Giona Nazzaro l'a ensuite pris dans ses bras comme il l'avait fait peu avant sur le tapis rouge. Les spectateurs de la Piazza ont pu également (re)voir brièvement des extraits de quelques-uns des films majeurs de Jean-Luc Bideau, qui se déplaçait avec une canne.

Soixante ans de carrière

Révélé notamment par Michel Soutter, Alain Tanner et Claude Goretta, Jean-Luc Bideau a incarné le renouveau du cinéma suisse des années 1970. De "La Salamandre" à "L'Invitation", en passant par des collaborations avec Claude Chabrol, Costa-Gavras ou des succès populaires comme "Et la tendresse ?... Bordel !" (1979) de Patrick Schulmann, son parcours a alterné cinéma d'auteur et productions grand public.

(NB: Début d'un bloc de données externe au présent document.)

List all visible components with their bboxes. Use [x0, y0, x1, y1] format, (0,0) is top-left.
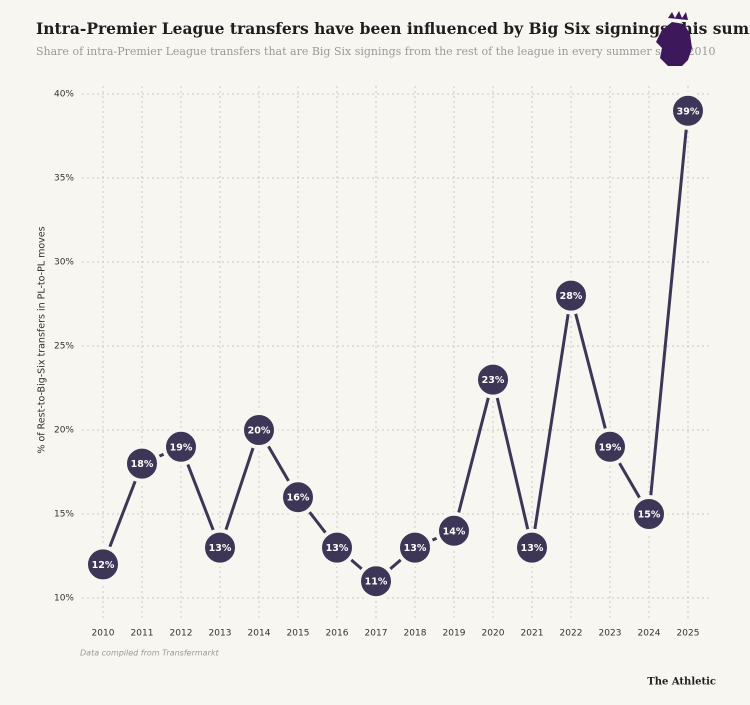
value-label: 13% — [326, 543, 349, 554]
point — [357, 562, 395, 601]
x-tick-label: 2021 — [521, 629, 544, 639]
league-logo — [656, 11, 692, 66]
point — [474, 360, 512, 399]
y-axis-label: % of Rest-to-Big-Six transfers in PL-to-… — [37, 226, 48, 453]
y-tick-label: 25% — [54, 342, 74, 352]
point — [318, 528, 356, 567]
point — [84, 545, 122, 584]
y-tick-label: 40% — [54, 90, 74, 100]
x-tick-label: 2019 — [443, 629, 466, 639]
x-tick-label: 2015 — [287, 629, 310, 639]
point — [162, 427, 200, 466]
chart-subtitle: Share of intra-Premier League transfers … — [36, 45, 716, 58]
line — [101, 110, 690, 583]
source-note: Data compiled from Transfermarkt — [80, 649, 219, 658]
value-label: 13% — [521, 543, 544, 554]
x-tick-label: 2013 — [209, 629, 232, 639]
x-tick-label: 2010 — [92, 629, 115, 639]
y-tick-label: 10% — [54, 594, 74, 604]
x-tick-label: 2022 — [560, 629, 583, 639]
value-label: 19% — [170, 442, 193, 453]
point — [240, 411, 278, 449]
y-tick-label: 15% — [54, 510, 74, 520]
point — [669, 91, 707, 130]
value-label: 23% — [482, 375, 505, 386]
y-tick-label: 20% — [54, 426, 74, 436]
x-tick-label: 2012 — [170, 629, 193, 639]
x-tick-label: 2016 — [326, 629, 349, 639]
y-tick-label: 30% — [54, 258, 74, 268]
point — [435, 511, 473, 550]
value-label: 13% — [209, 543, 232, 554]
value-label: 16% — [287, 493, 310, 504]
value-label: 19% — [599, 442, 622, 453]
chart-title: Intra-Premier League transfers have been… — [36, 19, 750, 38]
x-tick-label: 2023 — [599, 629, 622, 639]
value-label: 28% — [560, 291, 583, 302]
x-tick-label: 2017 — [365, 629, 388, 639]
point — [591, 427, 629, 466]
value-label: 15% — [638, 510, 661, 521]
value-label: 39% — [677, 106, 700, 117]
marks: 12% 18% 19% 13% 20% 16% 13% 11% 13% 14% 23% 13% 28% 1… — [84, 91, 707, 601]
x-tick-label: 2014 — [248, 629, 271, 639]
logo-crown — [668, 11, 688, 20]
x-tick-label: 2020 — [482, 629, 505, 639]
point — [513, 528, 551, 567]
x-tick-label: 2025 — [677, 629, 700, 639]
y-tick-label: 35% — [54, 174, 74, 184]
x-tick-label: 2018 — [404, 629, 427, 639]
publisher: The Athletic — [647, 677, 716, 688]
point — [396, 528, 434, 567]
logo-head — [656, 22, 692, 66]
value-label: 18% — [131, 459, 154, 470]
value-label: 14% — [443, 526, 466, 537]
value-label: 11% — [365, 577, 388, 588]
value-label: 12% — [92, 560, 115, 571]
x-tick-label: 2011 — [131, 629, 154, 639]
point — [279, 478, 317, 517]
value-label: 13% — [404, 543, 427, 554]
point — [123, 444, 161, 483]
grid: 10% 15% 20% 25% 30% 35% 40% 2010 2011 2012 2013 201… — [54, 86, 712, 639]
point — [552, 276, 590, 315]
x-tick-label: 2024 — [638, 629, 661, 639]
value-label: 20% — [248, 426, 271, 437]
point — [630, 495, 668, 533]
point — [201, 528, 239, 567]
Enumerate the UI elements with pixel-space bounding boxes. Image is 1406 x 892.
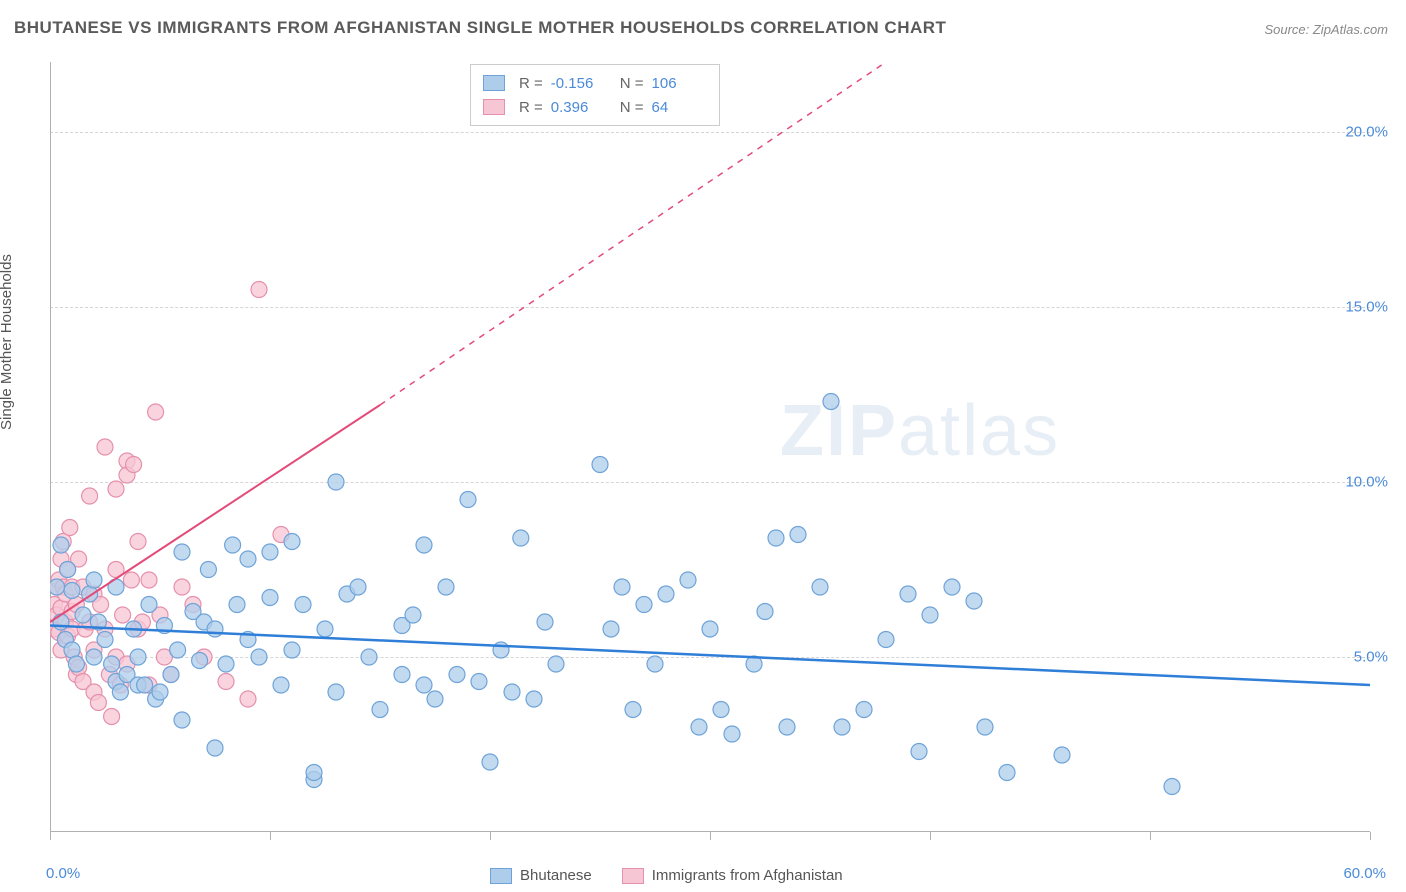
x-tick-mark xyxy=(710,832,711,840)
legend-n-value-0: 106 xyxy=(652,75,707,92)
x-tick-mark xyxy=(50,832,51,840)
legend-label-1: Immigrants from Afghanistan xyxy=(652,867,843,884)
x-tick-label-min: 0.0% xyxy=(46,865,80,882)
legend-row-bhutanese: R = -0.156 N = 106 xyxy=(483,71,707,95)
x-tick-mark xyxy=(270,832,271,840)
chart-svg xyxy=(50,62,1370,832)
swatch-icon xyxy=(490,868,512,884)
legend-label-0: Bhutanese xyxy=(520,867,592,884)
chart-title: BHUTANESE VS IMMIGRANTS FROM AFGHANISTAN… xyxy=(14,18,946,38)
legend-item-afghan: Immigrants from Afghanistan xyxy=(622,867,843,884)
legend-item-bhutanese: Bhutanese xyxy=(490,867,592,884)
legend-r-value-0: -0.156 xyxy=(551,75,606,92)
correlation-legend: R = -0.156 N = 106 R = 0.396 N = 64 xyxy=(470,64,720,126)
legend-n-label: N = xyxy=(620,75,644,92)
x-tick-mark xyxy=(490,832,491,840)
x-tick-mark xyxy=(930,832,931,840)
legend-row-afghan: R = 0.396 N = 64 xyxy=(483,95,707,119)
legend-r-label: R = xyxy=(519,75,543,92)
legend-r-label: R = xyxy=(519,99,543,116)
series-legend: Bhutanese Immigrants from Afghanistan xyxy=(490,867,843,884)
swatch-afghan xyxy=(483,99,505,115)
legend-r-value-1: 0.396 xyxy=(551,99,606,116)
y-axis-label: Single Mother Households xyxy=(0,254,15,430)
swatch-icon xyxy=(622,868,644,884)
source-label: Source: ZipAtlas.com xyxy=(1264,22,1388,37)
swatch-bhutanese xyxy=(483,75,505,91)
x-tick-label-max: 60.0% xyxy=(1343,865,1386,882)
x-tick-mark xyxy=(1150,832,1151,840)
legend-n-label: N = xyxy=(620,99,644,116)
x-tick-mark xyxy=(1370,832,1371,840)
legend-n-value-1: 64 xyxy=(652,99,707,116)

Il a aussi marqué la télévision française, notamment dans la série "H", tout en poursuivant une carrière théâtrale qui l'a conduit jusqu'à la Comédie-Française.

A Locarno, il présente également hors compétition "Ah que le bonheur est proche !" de François-Christophe Marzal, dans lequel il joue un acteur vieillissant qui interprète Don Quichotte au théâtre et voit sa mémoire lui jouer des tours. Dans la vraie vie, Bideau garde l'envie de tourner malgré la fatigue: "Je veux toujours tourner, mais je suis un peu épuisé", expliquait-il avant la cérémonie.